Even in his half-drunken stupor, Indio Juan’s next movements were so brutally fast and rough that I was completely overwhelmed. He grabbed me by the hair, yanked me to the ground, and fell atop me. He is not a large man, shorter than I, but I was astonished by his sheer brute strength. I tried to bite him and he struck me savagely across the face. He held me by the throat, cutting off my wind, tore open my blouse, and pried my legs apart. Unable to negotiate the complexities of my riding breeches, he drew his knife, intending simply to cut himself access. I knew then that I was going to die and I experienced a peculiar sense of detachment.
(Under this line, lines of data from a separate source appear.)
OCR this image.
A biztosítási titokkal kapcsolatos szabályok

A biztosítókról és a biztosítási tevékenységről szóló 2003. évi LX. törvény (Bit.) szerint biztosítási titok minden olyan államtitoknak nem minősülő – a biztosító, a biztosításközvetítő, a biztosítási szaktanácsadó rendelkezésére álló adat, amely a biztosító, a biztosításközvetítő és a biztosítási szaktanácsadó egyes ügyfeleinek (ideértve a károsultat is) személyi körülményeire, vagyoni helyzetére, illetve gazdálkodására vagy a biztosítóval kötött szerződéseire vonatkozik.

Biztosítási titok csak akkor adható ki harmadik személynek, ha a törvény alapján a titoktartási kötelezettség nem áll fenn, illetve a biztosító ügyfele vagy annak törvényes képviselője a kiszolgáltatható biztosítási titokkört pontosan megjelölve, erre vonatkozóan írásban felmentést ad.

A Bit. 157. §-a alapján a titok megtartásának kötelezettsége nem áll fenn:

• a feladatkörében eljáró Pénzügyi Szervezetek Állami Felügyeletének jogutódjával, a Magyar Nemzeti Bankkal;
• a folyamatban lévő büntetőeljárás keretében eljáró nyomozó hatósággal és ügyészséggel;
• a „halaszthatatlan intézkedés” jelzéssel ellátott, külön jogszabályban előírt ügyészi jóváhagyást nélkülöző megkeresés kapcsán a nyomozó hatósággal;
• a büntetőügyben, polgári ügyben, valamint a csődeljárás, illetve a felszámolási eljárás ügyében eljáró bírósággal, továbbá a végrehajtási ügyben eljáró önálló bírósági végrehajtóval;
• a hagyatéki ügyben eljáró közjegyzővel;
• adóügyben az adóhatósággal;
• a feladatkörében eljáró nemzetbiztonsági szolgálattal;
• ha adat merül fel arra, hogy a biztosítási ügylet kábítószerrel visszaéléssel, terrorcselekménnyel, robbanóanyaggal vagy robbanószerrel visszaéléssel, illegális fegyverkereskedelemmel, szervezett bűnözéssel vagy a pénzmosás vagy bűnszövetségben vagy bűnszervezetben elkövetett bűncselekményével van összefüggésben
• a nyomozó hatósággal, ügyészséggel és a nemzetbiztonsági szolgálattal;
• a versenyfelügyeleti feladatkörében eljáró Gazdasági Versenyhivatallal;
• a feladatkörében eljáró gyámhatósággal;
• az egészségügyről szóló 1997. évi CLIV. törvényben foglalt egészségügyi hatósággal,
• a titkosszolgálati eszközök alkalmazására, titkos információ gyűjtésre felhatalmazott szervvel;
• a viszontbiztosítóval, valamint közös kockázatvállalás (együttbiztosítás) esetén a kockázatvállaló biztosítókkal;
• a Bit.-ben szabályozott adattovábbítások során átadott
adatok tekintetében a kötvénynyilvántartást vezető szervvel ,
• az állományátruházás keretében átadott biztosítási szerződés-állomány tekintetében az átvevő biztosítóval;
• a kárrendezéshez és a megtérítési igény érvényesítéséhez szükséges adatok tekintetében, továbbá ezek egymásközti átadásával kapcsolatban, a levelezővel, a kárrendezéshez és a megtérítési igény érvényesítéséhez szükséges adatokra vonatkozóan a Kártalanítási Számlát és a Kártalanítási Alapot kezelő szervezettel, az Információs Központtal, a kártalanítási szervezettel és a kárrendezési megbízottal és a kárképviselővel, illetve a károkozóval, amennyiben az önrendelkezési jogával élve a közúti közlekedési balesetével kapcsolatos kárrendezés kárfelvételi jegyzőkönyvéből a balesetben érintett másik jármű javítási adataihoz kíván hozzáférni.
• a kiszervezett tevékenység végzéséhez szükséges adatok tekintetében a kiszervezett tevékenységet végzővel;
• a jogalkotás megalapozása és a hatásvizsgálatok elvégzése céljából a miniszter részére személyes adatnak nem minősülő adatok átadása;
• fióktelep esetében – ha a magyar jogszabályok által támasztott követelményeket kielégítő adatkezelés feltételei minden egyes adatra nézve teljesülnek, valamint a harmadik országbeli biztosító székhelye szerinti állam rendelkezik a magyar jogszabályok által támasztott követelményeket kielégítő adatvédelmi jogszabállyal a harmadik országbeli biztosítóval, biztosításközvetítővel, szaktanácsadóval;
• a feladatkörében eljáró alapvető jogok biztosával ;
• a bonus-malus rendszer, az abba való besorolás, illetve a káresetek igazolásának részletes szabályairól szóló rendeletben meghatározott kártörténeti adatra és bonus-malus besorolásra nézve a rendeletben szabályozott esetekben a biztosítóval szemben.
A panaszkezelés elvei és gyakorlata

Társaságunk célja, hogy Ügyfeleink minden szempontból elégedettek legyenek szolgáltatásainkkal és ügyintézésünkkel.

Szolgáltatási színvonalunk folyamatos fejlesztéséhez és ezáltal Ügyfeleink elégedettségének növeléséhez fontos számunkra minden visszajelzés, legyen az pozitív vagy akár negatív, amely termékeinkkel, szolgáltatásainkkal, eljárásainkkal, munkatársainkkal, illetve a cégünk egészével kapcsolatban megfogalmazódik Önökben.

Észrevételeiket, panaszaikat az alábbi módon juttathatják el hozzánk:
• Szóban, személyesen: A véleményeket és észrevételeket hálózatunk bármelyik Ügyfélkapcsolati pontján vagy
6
I remember thinking,
Ah, yes, of course, now I remember why women aren’t given ethnographic fieldwork assignments . . .
In the next instant I heard a hollow ringing sound, and the breaking of glass, and Indio Juan went limp atop me. I looked up to see
la niña bronca
standing over us, holding one of Tolley’s empty wine bottles by the neck.
“I hope you killed the bastard,” I said.
The girl and I sat cross-legged together in the wickiup. I had cleaned up at the creek and changed my torn shirt. The side of my face was swollen from where Indio Juan had struck me and it was painful to talk. The girl had built a small fire in front of the wickiup and put a tin coffeepot on to boil.